LESS than 24 hours after it was launched, the Daily Echo-backed campaign to save vital treatment received by heart patients across Hampshire is on its way to the House of Commons.
New Forest MPs Julian Lewis and Desmond Swayne are among those who are demanding answers after it was revealed that eight-week rehabilitation classes which help people recover from cardiac disease are being axed as part of a multi-million-pound cost-cutting drive by health bosses.
Scores of patients who have already completed the classes, which are held at leisure centres around Southampton and the Waterside, are demanding that the service is given a reprieve.
Since hearing the news less than a week ago, they have already begun setting up an action group in a bid to save the classes for others to benefit.
Last night, just hours after the campaign was launched, Desmond Swayne, Tory MP for New Forest West, told the Daily Echo he had requested a statement from the Secretary of State for Health about the move. The deadline for any response is October 14.
"I have asked if the Secretary of State for Health will make a statement about the proposed changes to cardiac rehabilitation services in south west Hampshire," said Mr Swayne, adding that the proposals had caused him to question how NHS money is being spent.
"I am not a clinician and I have no experience of these matters, so I am not in a position to say if they are important or not," he said.
"But the perception of the users is that they are very important and that they have made a big difference.
"I must take them at their word.
"If the things that are important to people's recovery after heart surgery are to be sacrificed as an economy measure then it begs enormous question as to what happens to all the money we are being told is being put into the NHS.
"Ministers are continually boasting at how much more we are spending and how much better the NHS is. But our experience in south west Hampshire is that the service is diminishing all the time."
Hospital bosses say the move will save no more than £20,000 - a fraction of the £15m cost-savings target set after Southampton's NHS trust ended the year more than £7m in the red.
But heart patients from across the city insist that axing the classes will cost much more in the long run, because without the proper aftercare, dozens of people could end up back in hospital.
This view was shared by Julian Lewis, Tory MP for New Forest East.
"This is a classic case of storing up trouble for the future by failing to take relatively simple measures in the present," he said.

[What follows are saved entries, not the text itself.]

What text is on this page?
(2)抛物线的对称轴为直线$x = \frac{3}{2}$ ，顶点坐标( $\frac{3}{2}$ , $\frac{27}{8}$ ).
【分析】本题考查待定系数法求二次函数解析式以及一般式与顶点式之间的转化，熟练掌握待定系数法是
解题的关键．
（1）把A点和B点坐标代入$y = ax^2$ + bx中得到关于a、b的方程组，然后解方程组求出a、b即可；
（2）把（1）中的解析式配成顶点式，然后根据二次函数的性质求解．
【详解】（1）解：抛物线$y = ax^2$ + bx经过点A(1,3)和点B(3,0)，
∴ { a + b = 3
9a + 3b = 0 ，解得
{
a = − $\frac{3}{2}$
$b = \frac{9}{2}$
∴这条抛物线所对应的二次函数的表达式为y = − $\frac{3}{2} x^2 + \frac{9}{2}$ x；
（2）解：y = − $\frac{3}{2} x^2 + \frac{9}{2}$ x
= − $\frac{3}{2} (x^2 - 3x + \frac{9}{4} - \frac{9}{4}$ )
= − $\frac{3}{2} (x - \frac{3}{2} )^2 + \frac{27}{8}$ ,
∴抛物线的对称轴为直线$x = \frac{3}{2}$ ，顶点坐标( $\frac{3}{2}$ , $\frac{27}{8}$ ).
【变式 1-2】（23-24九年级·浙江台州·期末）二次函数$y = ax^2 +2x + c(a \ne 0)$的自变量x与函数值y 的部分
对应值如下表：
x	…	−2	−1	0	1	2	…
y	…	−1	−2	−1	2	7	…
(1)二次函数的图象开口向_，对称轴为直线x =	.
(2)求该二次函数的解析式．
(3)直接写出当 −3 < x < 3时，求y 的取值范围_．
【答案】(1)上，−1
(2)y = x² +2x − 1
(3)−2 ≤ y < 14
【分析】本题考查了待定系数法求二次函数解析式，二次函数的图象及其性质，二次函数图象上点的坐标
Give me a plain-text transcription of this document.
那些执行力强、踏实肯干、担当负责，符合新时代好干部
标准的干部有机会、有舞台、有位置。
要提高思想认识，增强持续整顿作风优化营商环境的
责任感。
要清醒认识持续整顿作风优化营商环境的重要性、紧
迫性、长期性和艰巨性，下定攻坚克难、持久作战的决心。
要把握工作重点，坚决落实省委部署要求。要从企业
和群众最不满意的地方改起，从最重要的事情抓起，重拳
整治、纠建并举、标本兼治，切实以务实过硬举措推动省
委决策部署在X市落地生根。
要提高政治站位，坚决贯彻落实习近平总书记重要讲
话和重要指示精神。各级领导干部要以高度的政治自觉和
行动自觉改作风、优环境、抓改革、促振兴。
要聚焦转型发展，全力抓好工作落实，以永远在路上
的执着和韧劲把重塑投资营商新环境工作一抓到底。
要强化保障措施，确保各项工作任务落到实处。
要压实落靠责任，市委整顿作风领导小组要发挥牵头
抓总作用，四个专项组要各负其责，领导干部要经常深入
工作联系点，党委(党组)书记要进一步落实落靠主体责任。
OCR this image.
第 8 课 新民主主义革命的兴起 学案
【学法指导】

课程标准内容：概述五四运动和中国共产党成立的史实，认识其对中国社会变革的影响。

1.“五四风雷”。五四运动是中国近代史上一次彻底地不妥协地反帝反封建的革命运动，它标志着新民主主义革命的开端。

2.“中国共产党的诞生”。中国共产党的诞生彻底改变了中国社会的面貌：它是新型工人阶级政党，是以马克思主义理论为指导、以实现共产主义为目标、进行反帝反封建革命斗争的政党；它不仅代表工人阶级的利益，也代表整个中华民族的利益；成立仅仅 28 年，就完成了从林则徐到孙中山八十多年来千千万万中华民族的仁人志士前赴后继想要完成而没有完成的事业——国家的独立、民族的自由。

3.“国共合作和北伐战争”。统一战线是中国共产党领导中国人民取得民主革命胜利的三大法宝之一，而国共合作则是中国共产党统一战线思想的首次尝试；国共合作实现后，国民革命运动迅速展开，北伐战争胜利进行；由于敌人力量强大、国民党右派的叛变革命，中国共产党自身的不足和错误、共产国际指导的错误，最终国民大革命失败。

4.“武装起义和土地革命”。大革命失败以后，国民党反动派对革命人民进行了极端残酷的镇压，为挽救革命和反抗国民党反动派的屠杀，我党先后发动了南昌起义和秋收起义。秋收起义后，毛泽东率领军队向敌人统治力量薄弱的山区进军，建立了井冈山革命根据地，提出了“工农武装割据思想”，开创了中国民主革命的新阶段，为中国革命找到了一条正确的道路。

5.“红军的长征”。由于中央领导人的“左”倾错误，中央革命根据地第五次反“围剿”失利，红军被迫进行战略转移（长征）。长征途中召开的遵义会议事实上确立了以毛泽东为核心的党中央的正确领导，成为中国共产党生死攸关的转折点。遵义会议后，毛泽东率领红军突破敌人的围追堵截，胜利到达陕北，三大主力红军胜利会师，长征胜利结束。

"If these minimal financial savings are meant to cure the black hole in the hospital's finances, then further down the line the situation can only get worse as people are readmitted with more serious problems that this treatment is designed to prevent."
Mr Lewis added that he would be contacting the trust on behalf of his constituents, who he had advised to set up a petition.
"Being armed with a large number of signatures would strengthen any representation I make to the hospitals," he said.
Campaigner Anne Fry, who is organising the action group, said: "It is great to have the backing of our local MPs. It shows that they care about local people and issues that affect us all."